Although Bit.ly and other URL shortening services tout their automated spam and malware detection and protection, they don't really explain why a URL shortening service needs spam and malware protection, or why this is a good reason for people to use their service. It's a bit like Domino's Pizza's big advertising campaign that explained how their pizza didn't taste awful anymore. You may have known that Domino's was not the tastiest of pizza's, but perhaps you didn't realize that shortened links might also be greasy and indigestive. Now you do.
In my post on shortDOI, I made a passing comment about Bit.ly's spam countermeasures that seemed to imply that the Digital Object Identifier (DOI) redirection service was somehow lacking in spam prevention. That was a mistake and a result of absent context.
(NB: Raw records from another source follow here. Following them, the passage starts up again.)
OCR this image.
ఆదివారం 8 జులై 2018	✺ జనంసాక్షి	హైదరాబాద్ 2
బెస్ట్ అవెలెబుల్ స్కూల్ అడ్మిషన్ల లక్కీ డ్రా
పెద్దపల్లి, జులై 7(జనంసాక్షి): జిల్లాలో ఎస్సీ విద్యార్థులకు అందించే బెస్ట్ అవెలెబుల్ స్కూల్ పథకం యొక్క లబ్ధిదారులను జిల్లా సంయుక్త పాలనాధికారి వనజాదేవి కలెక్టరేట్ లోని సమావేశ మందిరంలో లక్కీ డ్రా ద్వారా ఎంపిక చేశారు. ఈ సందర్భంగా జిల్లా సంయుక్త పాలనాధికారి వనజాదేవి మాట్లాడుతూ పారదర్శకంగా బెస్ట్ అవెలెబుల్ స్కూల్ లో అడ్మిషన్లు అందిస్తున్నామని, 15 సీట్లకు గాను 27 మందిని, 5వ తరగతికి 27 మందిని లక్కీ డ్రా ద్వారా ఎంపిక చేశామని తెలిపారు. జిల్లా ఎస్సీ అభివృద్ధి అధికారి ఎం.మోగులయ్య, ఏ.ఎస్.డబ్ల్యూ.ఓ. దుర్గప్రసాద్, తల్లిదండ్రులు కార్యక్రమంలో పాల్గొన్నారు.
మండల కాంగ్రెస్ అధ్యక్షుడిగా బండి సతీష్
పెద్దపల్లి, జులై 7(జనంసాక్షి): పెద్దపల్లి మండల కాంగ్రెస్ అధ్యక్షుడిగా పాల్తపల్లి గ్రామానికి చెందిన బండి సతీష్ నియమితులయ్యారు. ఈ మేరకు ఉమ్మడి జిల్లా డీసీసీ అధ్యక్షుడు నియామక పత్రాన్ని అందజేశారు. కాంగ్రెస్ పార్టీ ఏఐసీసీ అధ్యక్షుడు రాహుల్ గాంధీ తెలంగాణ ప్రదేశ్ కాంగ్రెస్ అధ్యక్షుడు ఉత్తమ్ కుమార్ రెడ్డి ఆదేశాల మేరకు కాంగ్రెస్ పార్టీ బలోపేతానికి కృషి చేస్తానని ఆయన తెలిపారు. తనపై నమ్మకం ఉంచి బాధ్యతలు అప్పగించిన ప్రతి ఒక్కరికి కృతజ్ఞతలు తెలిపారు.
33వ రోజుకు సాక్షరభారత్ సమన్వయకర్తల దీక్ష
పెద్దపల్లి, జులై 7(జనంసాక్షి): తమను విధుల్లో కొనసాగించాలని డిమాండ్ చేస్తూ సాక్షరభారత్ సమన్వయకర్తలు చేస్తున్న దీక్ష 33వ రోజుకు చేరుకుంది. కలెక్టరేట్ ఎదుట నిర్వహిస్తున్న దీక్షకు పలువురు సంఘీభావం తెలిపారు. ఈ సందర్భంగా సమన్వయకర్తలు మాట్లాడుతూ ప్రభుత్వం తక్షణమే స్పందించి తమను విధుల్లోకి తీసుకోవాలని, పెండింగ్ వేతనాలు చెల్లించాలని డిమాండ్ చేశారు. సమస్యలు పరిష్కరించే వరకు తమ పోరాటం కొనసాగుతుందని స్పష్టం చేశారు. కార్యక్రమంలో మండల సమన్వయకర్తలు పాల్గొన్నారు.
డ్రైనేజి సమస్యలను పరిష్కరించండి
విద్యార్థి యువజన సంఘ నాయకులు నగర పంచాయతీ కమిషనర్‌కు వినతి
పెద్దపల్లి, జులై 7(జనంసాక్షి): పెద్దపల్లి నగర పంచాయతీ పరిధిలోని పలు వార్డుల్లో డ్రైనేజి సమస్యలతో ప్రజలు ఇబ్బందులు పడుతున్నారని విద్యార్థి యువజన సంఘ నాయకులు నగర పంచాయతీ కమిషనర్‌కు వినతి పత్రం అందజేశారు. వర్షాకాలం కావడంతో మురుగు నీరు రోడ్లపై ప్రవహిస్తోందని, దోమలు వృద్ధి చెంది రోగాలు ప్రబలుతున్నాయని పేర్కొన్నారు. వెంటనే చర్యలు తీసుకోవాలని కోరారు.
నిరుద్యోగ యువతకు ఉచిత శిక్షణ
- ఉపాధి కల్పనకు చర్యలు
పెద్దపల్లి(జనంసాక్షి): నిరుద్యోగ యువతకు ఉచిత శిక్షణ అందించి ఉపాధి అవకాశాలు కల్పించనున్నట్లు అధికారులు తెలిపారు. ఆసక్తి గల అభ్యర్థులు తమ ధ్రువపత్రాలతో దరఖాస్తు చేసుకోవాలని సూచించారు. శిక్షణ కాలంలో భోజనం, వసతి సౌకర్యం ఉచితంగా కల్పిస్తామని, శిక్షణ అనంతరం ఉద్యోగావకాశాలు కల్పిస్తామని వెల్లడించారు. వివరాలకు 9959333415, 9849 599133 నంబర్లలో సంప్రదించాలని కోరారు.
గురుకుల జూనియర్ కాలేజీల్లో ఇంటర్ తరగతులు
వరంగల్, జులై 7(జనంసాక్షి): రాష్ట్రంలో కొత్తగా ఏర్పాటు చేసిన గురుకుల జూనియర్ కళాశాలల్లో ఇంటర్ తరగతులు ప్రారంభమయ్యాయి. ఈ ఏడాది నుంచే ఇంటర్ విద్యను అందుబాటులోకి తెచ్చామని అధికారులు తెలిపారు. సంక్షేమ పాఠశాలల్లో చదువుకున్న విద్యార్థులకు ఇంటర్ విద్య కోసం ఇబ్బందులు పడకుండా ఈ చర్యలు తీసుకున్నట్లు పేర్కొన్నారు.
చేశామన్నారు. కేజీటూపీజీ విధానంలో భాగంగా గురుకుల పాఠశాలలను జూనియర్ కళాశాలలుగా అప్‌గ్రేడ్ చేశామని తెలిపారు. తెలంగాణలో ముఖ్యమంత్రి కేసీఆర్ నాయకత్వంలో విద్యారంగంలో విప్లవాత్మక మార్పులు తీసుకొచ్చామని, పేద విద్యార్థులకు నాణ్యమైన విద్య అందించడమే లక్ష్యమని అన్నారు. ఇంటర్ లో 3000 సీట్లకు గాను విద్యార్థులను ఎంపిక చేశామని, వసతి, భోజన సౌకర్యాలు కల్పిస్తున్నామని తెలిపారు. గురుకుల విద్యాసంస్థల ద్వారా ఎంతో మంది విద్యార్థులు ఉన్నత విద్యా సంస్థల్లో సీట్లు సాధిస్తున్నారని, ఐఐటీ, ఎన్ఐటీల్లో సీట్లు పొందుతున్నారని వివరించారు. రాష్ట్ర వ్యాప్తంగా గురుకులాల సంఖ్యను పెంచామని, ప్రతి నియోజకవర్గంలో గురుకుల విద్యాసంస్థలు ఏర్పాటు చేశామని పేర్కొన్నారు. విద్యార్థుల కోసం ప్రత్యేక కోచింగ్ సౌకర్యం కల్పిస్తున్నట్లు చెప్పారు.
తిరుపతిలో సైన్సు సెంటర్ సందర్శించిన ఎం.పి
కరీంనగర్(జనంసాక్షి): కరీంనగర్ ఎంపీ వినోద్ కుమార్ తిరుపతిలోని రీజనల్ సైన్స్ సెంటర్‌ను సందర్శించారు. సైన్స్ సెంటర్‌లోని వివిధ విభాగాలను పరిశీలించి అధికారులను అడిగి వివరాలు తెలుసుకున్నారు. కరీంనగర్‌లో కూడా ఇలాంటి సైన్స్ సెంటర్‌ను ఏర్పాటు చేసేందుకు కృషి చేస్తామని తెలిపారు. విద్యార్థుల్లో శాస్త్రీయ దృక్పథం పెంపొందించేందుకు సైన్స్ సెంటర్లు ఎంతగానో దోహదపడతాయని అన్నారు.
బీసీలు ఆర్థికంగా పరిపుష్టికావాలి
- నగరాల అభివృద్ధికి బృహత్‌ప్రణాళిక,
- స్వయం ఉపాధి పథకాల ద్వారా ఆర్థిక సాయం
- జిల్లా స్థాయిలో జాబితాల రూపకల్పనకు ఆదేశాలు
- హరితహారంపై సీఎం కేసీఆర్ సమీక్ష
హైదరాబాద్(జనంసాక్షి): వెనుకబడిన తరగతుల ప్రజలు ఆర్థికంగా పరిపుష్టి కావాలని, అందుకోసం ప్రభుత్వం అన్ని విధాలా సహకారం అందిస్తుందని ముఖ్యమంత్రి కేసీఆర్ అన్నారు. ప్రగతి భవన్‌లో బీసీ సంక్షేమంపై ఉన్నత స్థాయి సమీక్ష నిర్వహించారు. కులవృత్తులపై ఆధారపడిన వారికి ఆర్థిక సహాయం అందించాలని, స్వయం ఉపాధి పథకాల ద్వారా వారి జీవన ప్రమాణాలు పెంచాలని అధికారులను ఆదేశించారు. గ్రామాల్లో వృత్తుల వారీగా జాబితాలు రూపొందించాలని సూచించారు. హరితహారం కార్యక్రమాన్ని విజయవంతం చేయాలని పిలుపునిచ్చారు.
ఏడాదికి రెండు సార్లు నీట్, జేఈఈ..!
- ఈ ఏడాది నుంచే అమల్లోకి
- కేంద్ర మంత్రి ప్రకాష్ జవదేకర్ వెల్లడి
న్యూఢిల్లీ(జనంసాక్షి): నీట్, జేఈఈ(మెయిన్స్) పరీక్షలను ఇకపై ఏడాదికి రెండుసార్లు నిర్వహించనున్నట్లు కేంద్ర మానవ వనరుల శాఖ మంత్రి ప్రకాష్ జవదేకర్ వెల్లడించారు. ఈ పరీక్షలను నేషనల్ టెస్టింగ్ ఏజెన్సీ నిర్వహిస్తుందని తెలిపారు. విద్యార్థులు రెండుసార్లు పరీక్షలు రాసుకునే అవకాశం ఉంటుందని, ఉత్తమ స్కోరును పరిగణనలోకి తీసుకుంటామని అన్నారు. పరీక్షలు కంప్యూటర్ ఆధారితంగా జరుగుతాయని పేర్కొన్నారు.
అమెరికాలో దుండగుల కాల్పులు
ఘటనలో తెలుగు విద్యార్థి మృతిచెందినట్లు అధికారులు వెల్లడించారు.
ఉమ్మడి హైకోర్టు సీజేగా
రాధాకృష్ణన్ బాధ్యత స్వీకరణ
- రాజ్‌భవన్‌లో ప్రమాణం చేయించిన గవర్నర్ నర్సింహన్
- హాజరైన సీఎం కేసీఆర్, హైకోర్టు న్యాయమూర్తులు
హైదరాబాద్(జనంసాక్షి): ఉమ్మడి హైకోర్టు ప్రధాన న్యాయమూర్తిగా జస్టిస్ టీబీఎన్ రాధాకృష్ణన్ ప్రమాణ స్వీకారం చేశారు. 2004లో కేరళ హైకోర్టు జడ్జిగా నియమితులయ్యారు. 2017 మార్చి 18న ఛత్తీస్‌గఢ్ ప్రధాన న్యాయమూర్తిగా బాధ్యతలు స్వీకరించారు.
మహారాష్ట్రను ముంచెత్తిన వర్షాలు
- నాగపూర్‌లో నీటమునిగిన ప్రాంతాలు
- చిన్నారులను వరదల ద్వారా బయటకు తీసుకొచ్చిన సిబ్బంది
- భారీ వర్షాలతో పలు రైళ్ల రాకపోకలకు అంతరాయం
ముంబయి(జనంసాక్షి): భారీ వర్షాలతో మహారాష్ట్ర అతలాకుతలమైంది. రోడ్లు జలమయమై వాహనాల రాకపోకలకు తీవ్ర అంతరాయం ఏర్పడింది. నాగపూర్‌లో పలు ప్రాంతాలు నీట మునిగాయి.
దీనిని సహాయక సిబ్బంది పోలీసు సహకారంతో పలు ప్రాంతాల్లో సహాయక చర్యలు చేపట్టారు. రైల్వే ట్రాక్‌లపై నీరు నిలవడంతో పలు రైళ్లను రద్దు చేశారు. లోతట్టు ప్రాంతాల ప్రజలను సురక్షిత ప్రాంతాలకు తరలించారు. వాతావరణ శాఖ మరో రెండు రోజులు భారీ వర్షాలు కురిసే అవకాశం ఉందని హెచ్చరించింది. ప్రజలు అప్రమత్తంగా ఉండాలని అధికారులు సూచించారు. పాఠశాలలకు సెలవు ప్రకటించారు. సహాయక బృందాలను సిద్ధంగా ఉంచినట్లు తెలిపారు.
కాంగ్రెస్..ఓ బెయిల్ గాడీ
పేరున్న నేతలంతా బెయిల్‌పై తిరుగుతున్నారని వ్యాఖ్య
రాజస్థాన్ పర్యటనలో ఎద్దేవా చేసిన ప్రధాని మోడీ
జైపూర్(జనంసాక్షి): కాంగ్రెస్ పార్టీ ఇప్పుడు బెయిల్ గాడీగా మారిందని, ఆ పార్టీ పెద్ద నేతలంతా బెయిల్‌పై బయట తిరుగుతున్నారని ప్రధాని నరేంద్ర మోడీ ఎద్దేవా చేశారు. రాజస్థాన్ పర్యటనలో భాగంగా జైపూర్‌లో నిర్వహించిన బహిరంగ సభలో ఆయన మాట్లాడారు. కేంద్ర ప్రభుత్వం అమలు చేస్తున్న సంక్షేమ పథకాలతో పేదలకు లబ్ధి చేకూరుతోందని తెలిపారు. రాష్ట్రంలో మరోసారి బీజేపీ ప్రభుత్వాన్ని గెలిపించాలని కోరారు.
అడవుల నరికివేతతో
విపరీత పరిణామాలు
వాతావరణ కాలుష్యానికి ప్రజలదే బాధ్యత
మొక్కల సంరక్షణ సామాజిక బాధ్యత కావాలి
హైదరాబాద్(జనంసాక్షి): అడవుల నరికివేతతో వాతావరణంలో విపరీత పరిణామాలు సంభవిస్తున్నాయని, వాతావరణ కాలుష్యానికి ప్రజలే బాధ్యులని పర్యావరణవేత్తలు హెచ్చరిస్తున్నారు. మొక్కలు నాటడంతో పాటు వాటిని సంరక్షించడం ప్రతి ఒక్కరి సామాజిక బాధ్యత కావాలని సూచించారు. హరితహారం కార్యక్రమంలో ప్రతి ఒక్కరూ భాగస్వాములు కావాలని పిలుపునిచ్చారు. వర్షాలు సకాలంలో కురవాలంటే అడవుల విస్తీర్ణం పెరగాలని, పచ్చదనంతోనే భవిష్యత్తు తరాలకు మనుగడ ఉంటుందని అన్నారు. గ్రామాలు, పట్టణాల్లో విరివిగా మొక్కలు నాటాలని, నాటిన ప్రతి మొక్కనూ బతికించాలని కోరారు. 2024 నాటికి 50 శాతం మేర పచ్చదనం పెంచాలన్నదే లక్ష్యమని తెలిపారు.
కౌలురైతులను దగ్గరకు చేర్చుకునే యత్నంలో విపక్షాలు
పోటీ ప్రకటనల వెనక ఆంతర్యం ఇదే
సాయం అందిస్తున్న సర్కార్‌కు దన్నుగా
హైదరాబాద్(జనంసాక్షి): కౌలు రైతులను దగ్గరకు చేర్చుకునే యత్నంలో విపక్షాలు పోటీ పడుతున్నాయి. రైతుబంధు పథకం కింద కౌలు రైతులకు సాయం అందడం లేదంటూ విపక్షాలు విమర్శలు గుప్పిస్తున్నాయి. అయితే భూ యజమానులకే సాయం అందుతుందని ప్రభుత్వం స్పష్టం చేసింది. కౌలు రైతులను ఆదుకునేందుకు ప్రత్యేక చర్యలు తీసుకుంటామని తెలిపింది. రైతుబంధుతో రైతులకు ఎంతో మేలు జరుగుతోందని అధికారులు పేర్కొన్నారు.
As I've described here, there are lots of ways to abuse a link redirection service. If a service is frequently abused, its links may get blocked, its ISP may start to get complaints and threaten to shut it off, and its reputation will suffer. So link redirection services of all kinds need to have robust and scaleable ways to prevent abuse.
DOI uses a very different mechanism to avoid malware and spam. They are selective about who may create and administer DOI links. This is great if you're someone who clicks on DOI links, but bad if you haven't been approved by DOI's vetting procedures. You probably can't even figure out if DOI would approve you or not. PURL, which has a similar objective of improving link persistence, takes a similar strategy but has a lower entry barrier.
The contrast between Bit.ly and DOI makes clear that the biggest benefit of Bit.ly's spam and malware mechanisms is not that they make bit.ly links safer than DOI links, it's that they allow you to use their service, even when they don't trust you.
It's still pizza, even if the sauce is better.